81. Chronic Bacterial Prostatitis
Clinical Findings
A. Symptoms
• Asymptomatic; most have varying degrees of irritative voiding
dysfunction and low back or perineal pain and discomfort.
• Occasionally, myalgia and arthralgia accompany the other
symptoms.
B. Signs
• On rectal examination, the prostate may feel normal (rarely(,
boggy, or very tender focally indurated.
• Crepitation may be felt when large prostatic stones are present or
if infection is due to gas forming organisms commenly seen in
diabetic patients.
• Secondary epididymitis sometimes is associated with chronic
bacterial prostatitis.
82. Chronic Bacterial Prostatitis
C. Laboratory findings
• The Prostatic secretions obtained by prostatic massage typically
show excessive numbers of inflammatory cells.
• The presence of large numbers of lipid laden macrophages in
prostatic fluid correlates particularly well with the presence of
prostatic inflammation.
D. X-Ray findings
• normal unless there are complications (eg, prostatic calculi,
prostatic enlargement, urethral stricture, renal infection(.
E. Instrumental Examination
• Cystoscopy and urethroscopy may reveal normal findings or
erythema and edema of the prostatic urethra, with or without
inflammatory polyps.
83. Chronic Bacterial Prostatitis
Complications
• Relapsing recurrent UTI.
• Ascending bacterial infection of the upper urinary tract
and bacterial epididymitis.
• Bladder outlet obstruction.
84. Chronic Bacterial Prostatitis
Treatment
General Measures
Symptoms can be relieved by the liberal use of hot sits
baths.
Irritative voiding discomfort and pain often respond to the
use of anti-inflammatory agents ( eg, indomethacin,
ibuprofen( and anticholinergic drugs.
85. Chronic Bacterial Prostatitis
Treatment
Surgical Measures
Radical prostatovesiculectomy is curative; unfortunately, the
sequels of this operation ( sexual impotence and possible urinary
incontinence( seldom make this a desirable choice.
Transurethral prostatectomy can be curative provided all infective
stones and tissues are successfully removed; unfortunately, this
may be difficult to achieve, especially since the peripheral zone of
the prostate usually contains the most foci of the infection.

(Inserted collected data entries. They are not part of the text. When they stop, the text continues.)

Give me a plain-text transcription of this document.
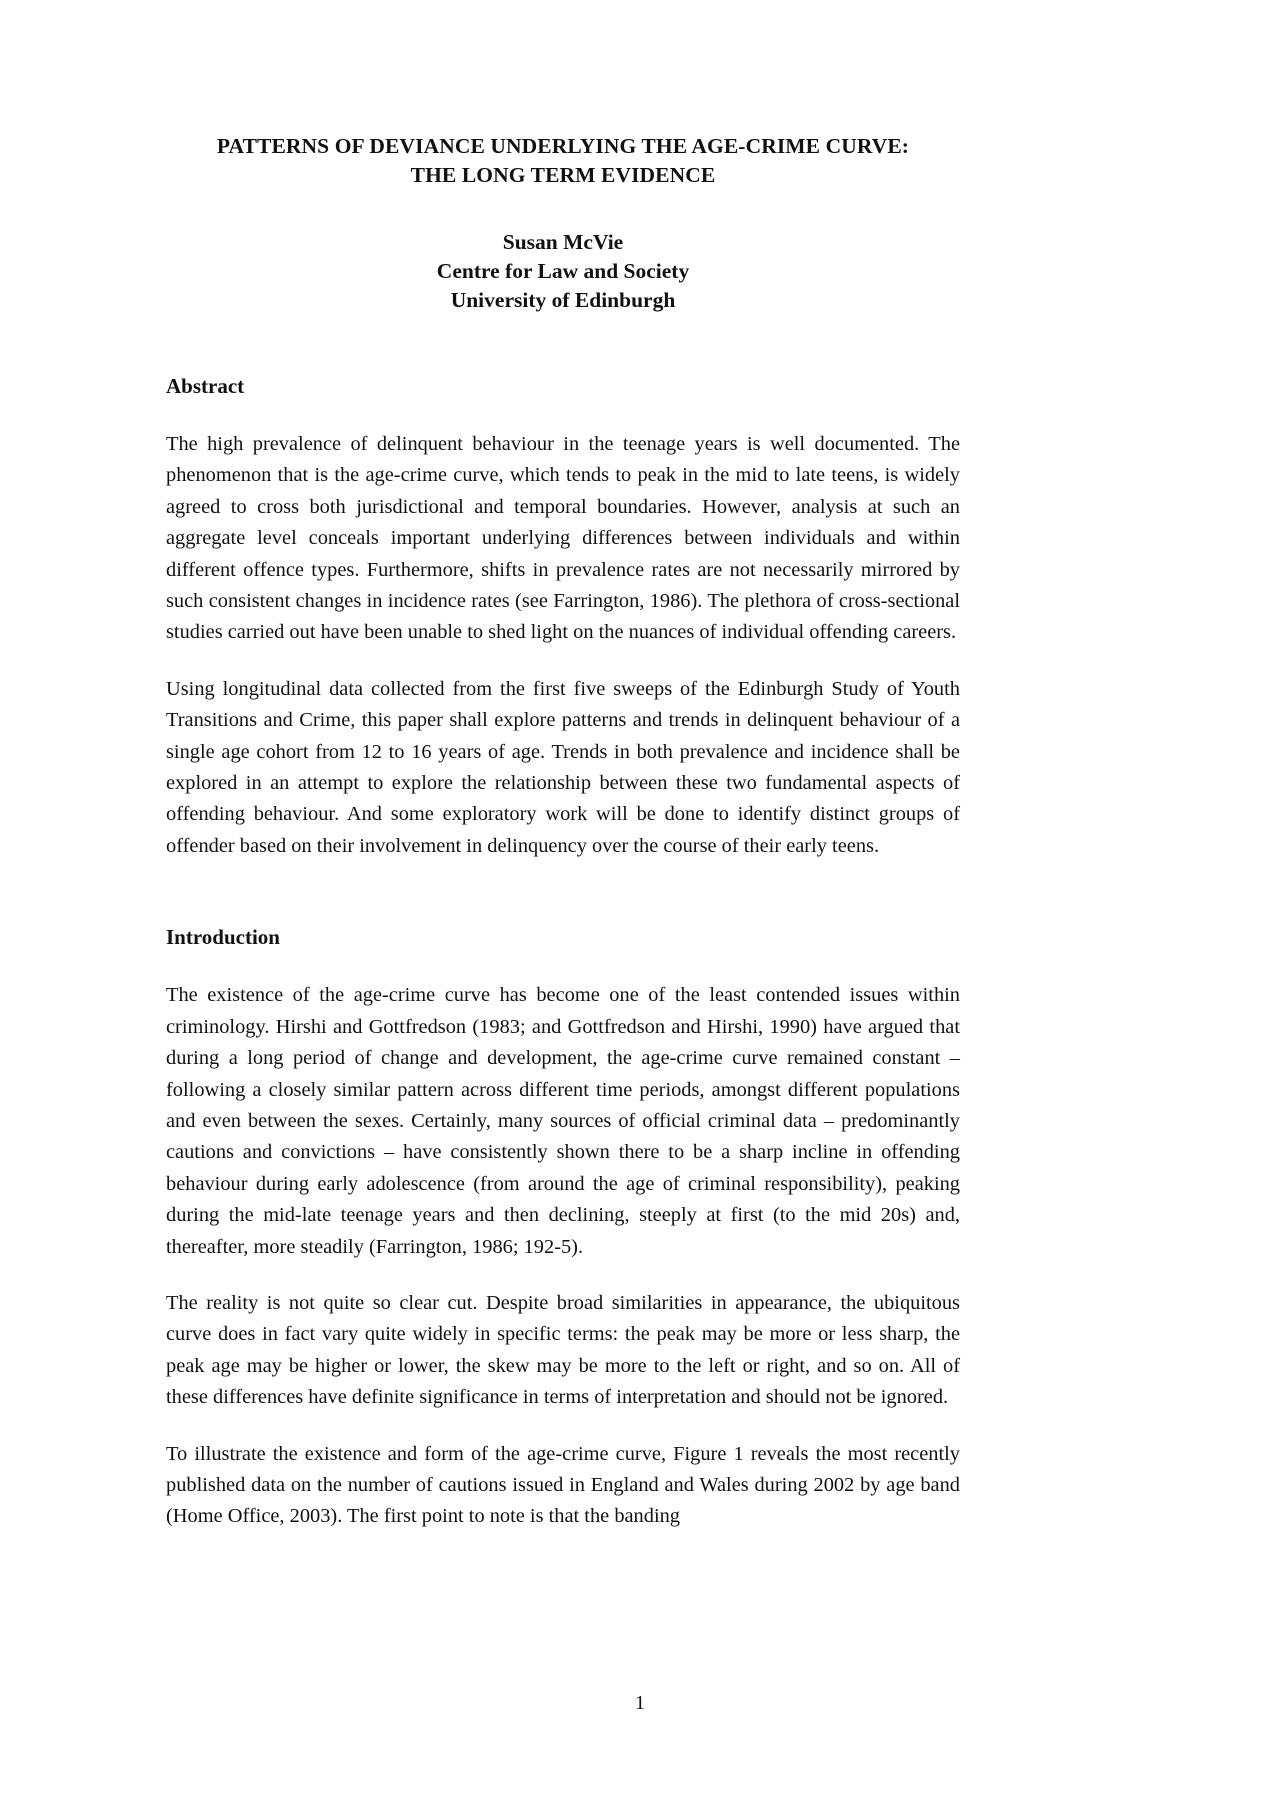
PATTERNS OF DEVIANCE UNDERLYING THE AGE-CRIME CURVE:
THE LONG TERM EVIDENCE
Susan McVie
Centre for Law and Society
University of Edinburgh
Abstract

The high prevalence of delinquent behaviour in the teenage years is well documented. The phenomenon that is the age-crime curve, which tends to peak in the mid to late teens, is widely agreed to cross both jurisdictional and temporal boundaries. However, analysis at such an aggregate level conceals important underlying differences between individuals and within different offence types. Furthermore, shifts in prevalence rates are not necessarily mirrored by such consistent changes in incidence rates (see Farrington, 1986). The plethora of cross-sectional studies carried out have been unable to shed light on the nuances of individual offending careers.

Using longitudinal data collected from the first five sweeps of the Edinburgh Study of Youth Transitions and Crime, this paper shall explore patterns and trends in delinquent behaviour of a single age cohort from 12 to 16 years of age. Trends in both prevalence and incidence shall be explored in an attempt to explore the relationship between these two fundamental aspects of offending behaviour. And some exploratory work will be done to identify distinct groups of offender based on their involvement in delinquency over the course of their early teens.

Introduction

The existence of the age-crime curve has become one of the least contended issues within criminology. Hirshi and Gottfredson (1983; and Gottfredson and Hirshi, 1990) have argued that during a long period of change and development, the age-crime curve remained constant – following a closely similar pattern across different time periods, amongst different populations and even between the sexes. Certainly, many sources of official criminal data – predominantly cautions and convictions – have consistently shown there to be a sharp incline in offending behaviour during early adolescence (from around the age of criminal responsibility), peaking during the mid-late teenage years and then declining, steeply at first (to the mid 20s) and, thereafter, more steadily (Farrington, 1986; 192-5).

The reality is not quite so clear cut. Despite broad similarities in appearance, the ubiquitous curve does in fact vary quite widely in specific terms: the peak may be more or less sharp, the peak age may be higher or lower, the skew may be more to the left or right, and so on. All of these differences have definite significance in terms of interpretation and should not be ignored.

To illustrate the existence and form of the age-crime curve, Figure 1 reveals the most recently published data on the number of cautions issued in England and Wales during 2002 by age band (Home Office, 2003). The first point to note is that the banding

1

86. Chronic Bacterial Prostatitis
Prognosis
Chronic bacterial prostatitis is difficult to cure
permanently, but its symptoms and tendency to cause
recurrent UTIs generally can be controlled by
suppressive antimicrobial therapy.
87. Chronic Abacterial Prostatitis
Etiology
Is the most common of the prostatitis syndromes; its
cause is unknown.
There has been much speculations but little proof that
chlamydial infection is responsible for many cases of
apparent nonbacterial prostatitis.
Like wise, there is little evidence that infection due to U
urealyticum plays an important role in this prostatitis.

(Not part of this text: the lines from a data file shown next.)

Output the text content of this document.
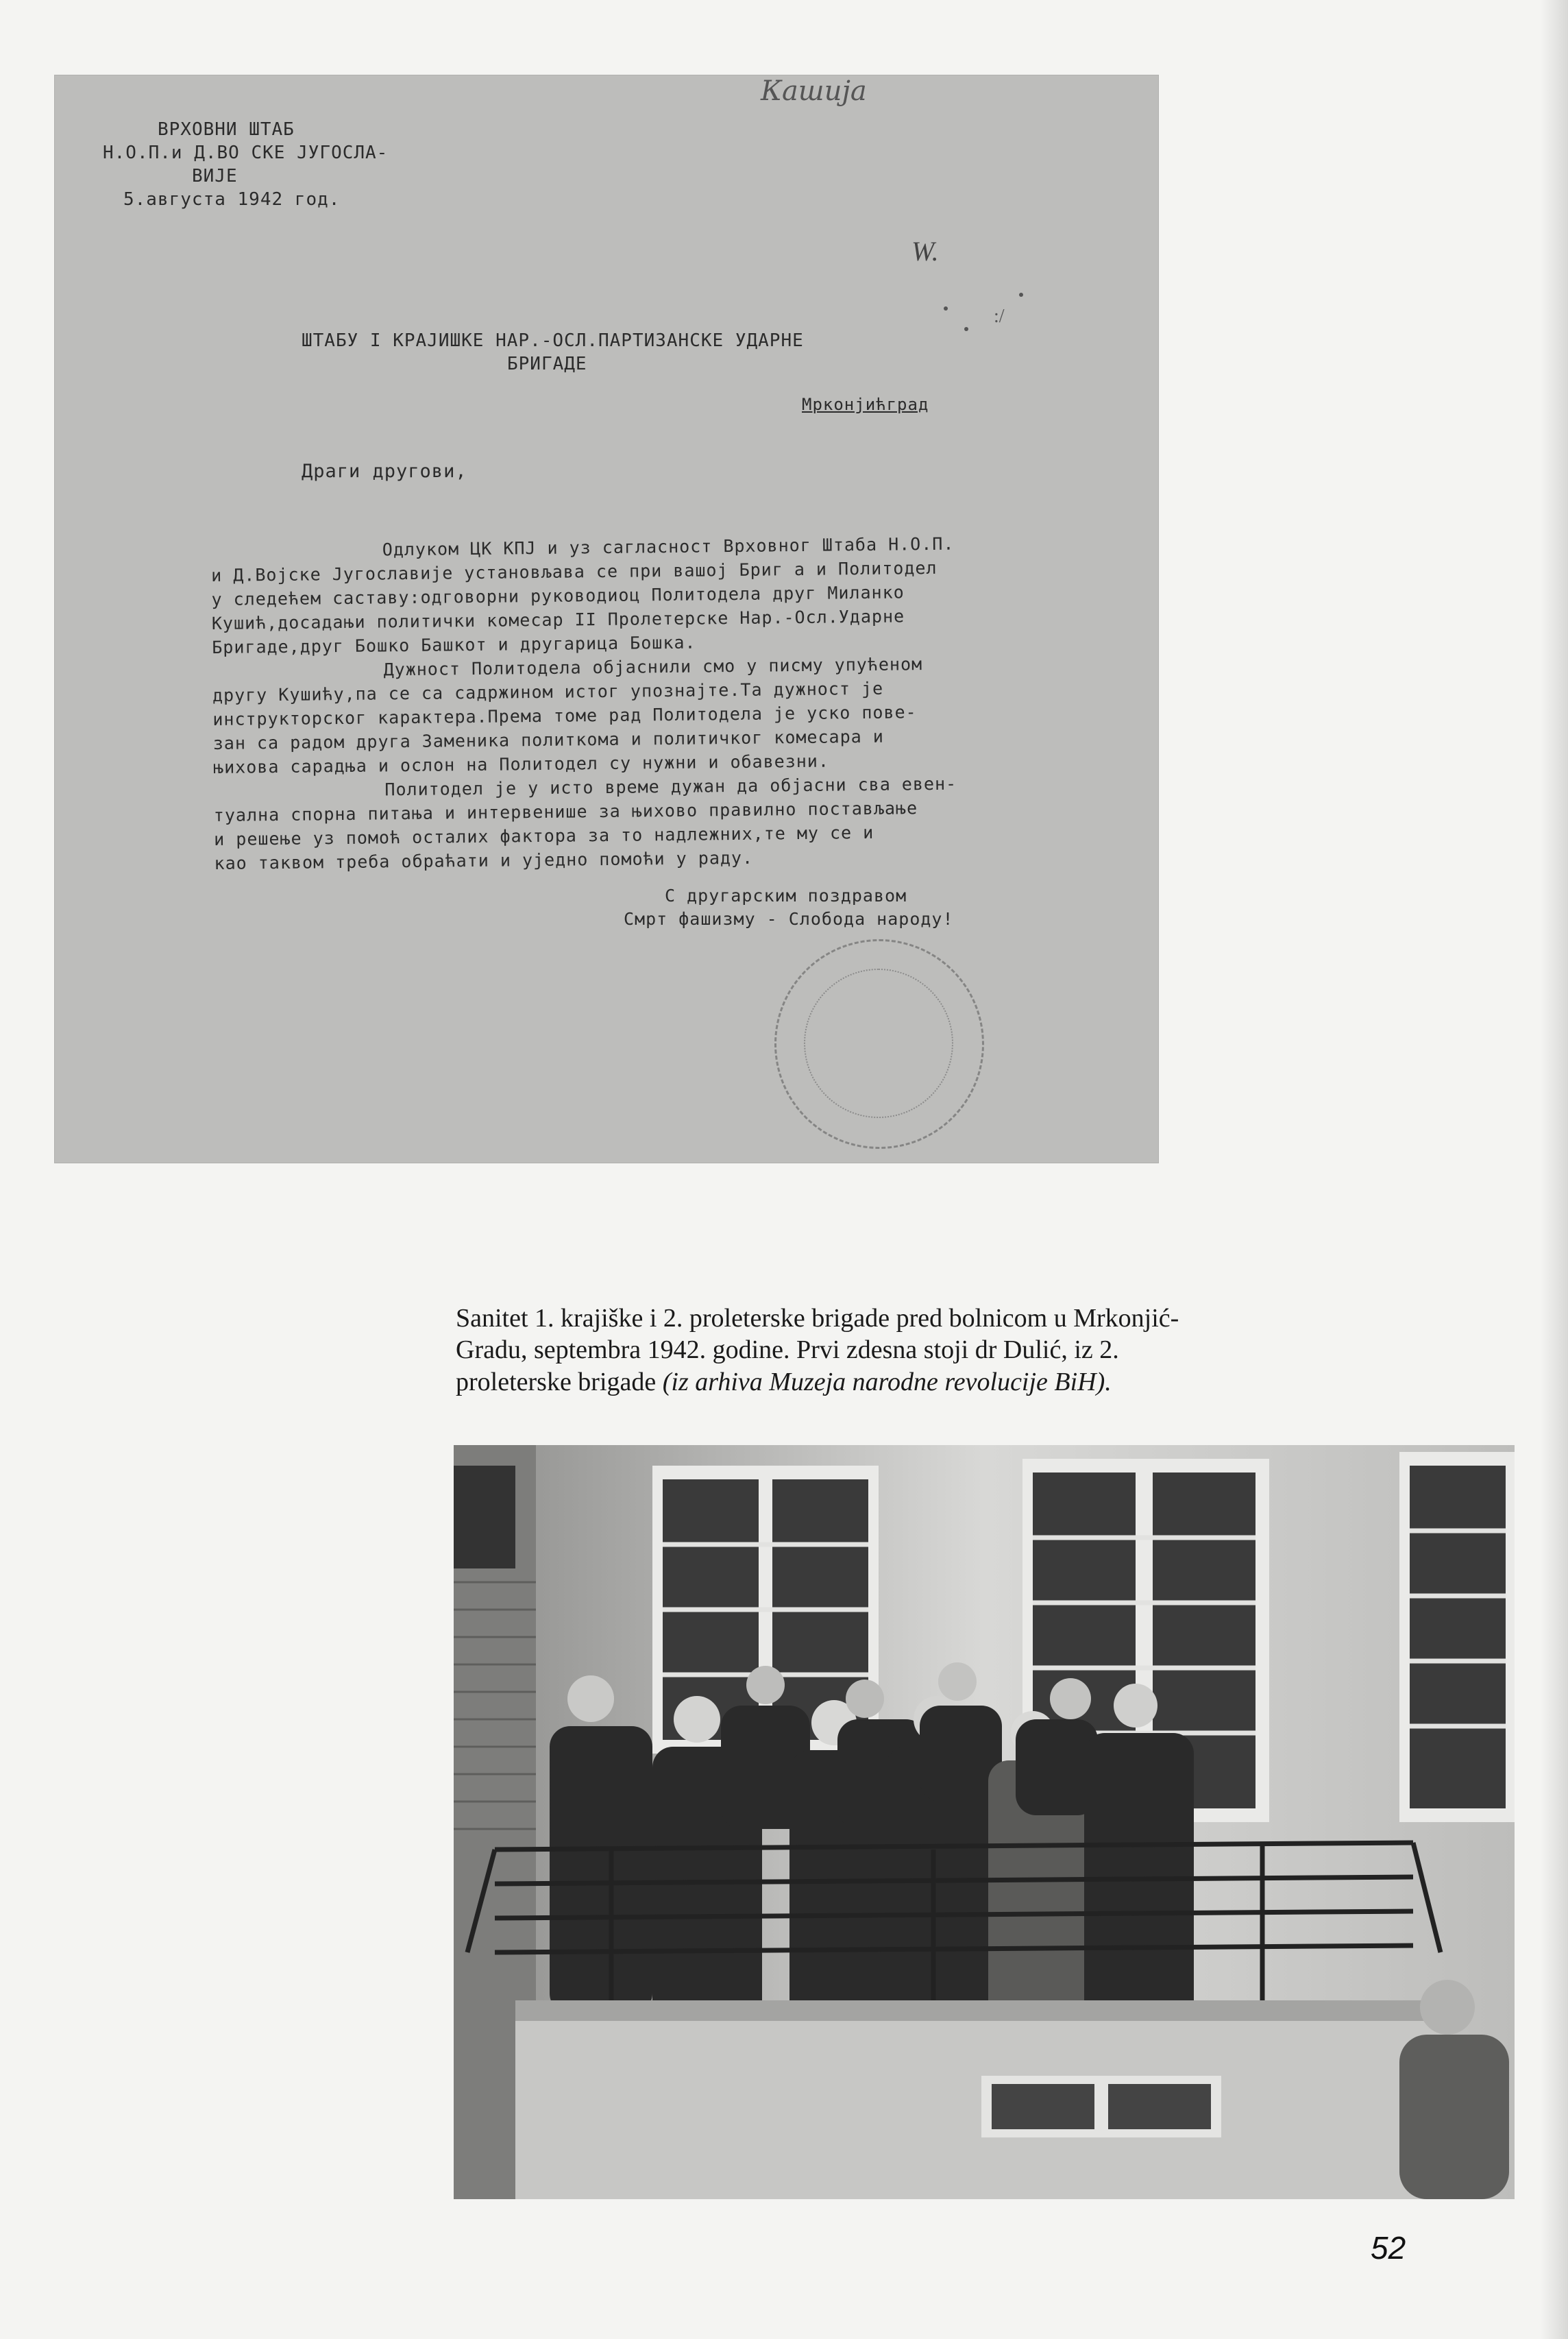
Кашија
W.
:/
ВРХОВНИ ШТАБ
Н.О.П.и Д.ВО СКЕ ЈУГОСЛА-
ВИЈЕ
5.августа 1942 год.
ШТАБУ I КРАЈИШКЕ НАР.-ОСЛ.ПАРТИЗАНСКЕ УДАРНЕ
БРИГАДЕ
Мрконјићград
Драги другови,
Одлуком ЦК КПЈ и уз сагласност Врховног Штаба Н.О.П.
и Д.Војске Југославије установљава се при вашој Бриг а и Политодел
у следећем саставу:одговорни руководиоц Политодела друг Миланко
Кушић,досадањи политички комесар II Пролетерске Нар.-Осл.Ударне
Бригаде,друг Бошко Башкот и другарица Бошка.
Дужност Политодела објаснили смо у писму упућеном
другу Кушићу,па се са садржином истог упознајте.Та дужност је
инструкторског карактера.Према томе рад Политодела је уско пове-
зан са радом друга Заменика политкома и политичког комесара и
њихова сарадња и ослон на Политодел су нужни и обавезни.
Политодел је у исто време дужан да објасни сва евен-
туална спорна питања и интервенише за њихово правилно постављање
и решење уз помоћ осталих фактора за то надлежних,те му се и
као таквом треба обраћати и уједно помоћи у раду.
С другарским поздравом
Смрт фашизму - Слобода народу!
Sanitet 1. krajiške i 2. proleterske brigade pred bolnicom u Mrkonjić-Gradu, septembra 1942. godine. Prvi zdesna stoji dr Dulić, iz 2. proleterske brigade (iz arhiva Muzeja narodne revolucije BiH).
52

Some researchers believe that non bacterial prostatitis is
an autoimmune disease of the prostate.
88. Chronic Abacterial Prostatitis
Pathogenesis and Pathology
The cause of the pathogenesis of nonbacterial prostatitis
are unknown.
The histopathologic findings are non specific and
resemble those seen in chronic bacterial prostatitis.
89. Chronic Abacterial Prostatitis
Clinical Findings
The signs and symptoms are similar except that
documented UTI almost never occurs in former.
Complications
Non bacterial prostatitis causes no known organic
complications
90. Chronic Abacterial Prostatitis
Treatment
• Antimicrobial therapy should be tried for at least 4 weeks.
• Therapy must be directed toward control of the symptoms.
• Symptomatic flare ups often respond to anti-inflammatory agents.
• Like most patients with prostatodynia, most patients with non
bacterial prostatitis respond favorably to therapy using an alpha
blocking agent.
• Most authorities agree that prostatectomy is not indicated.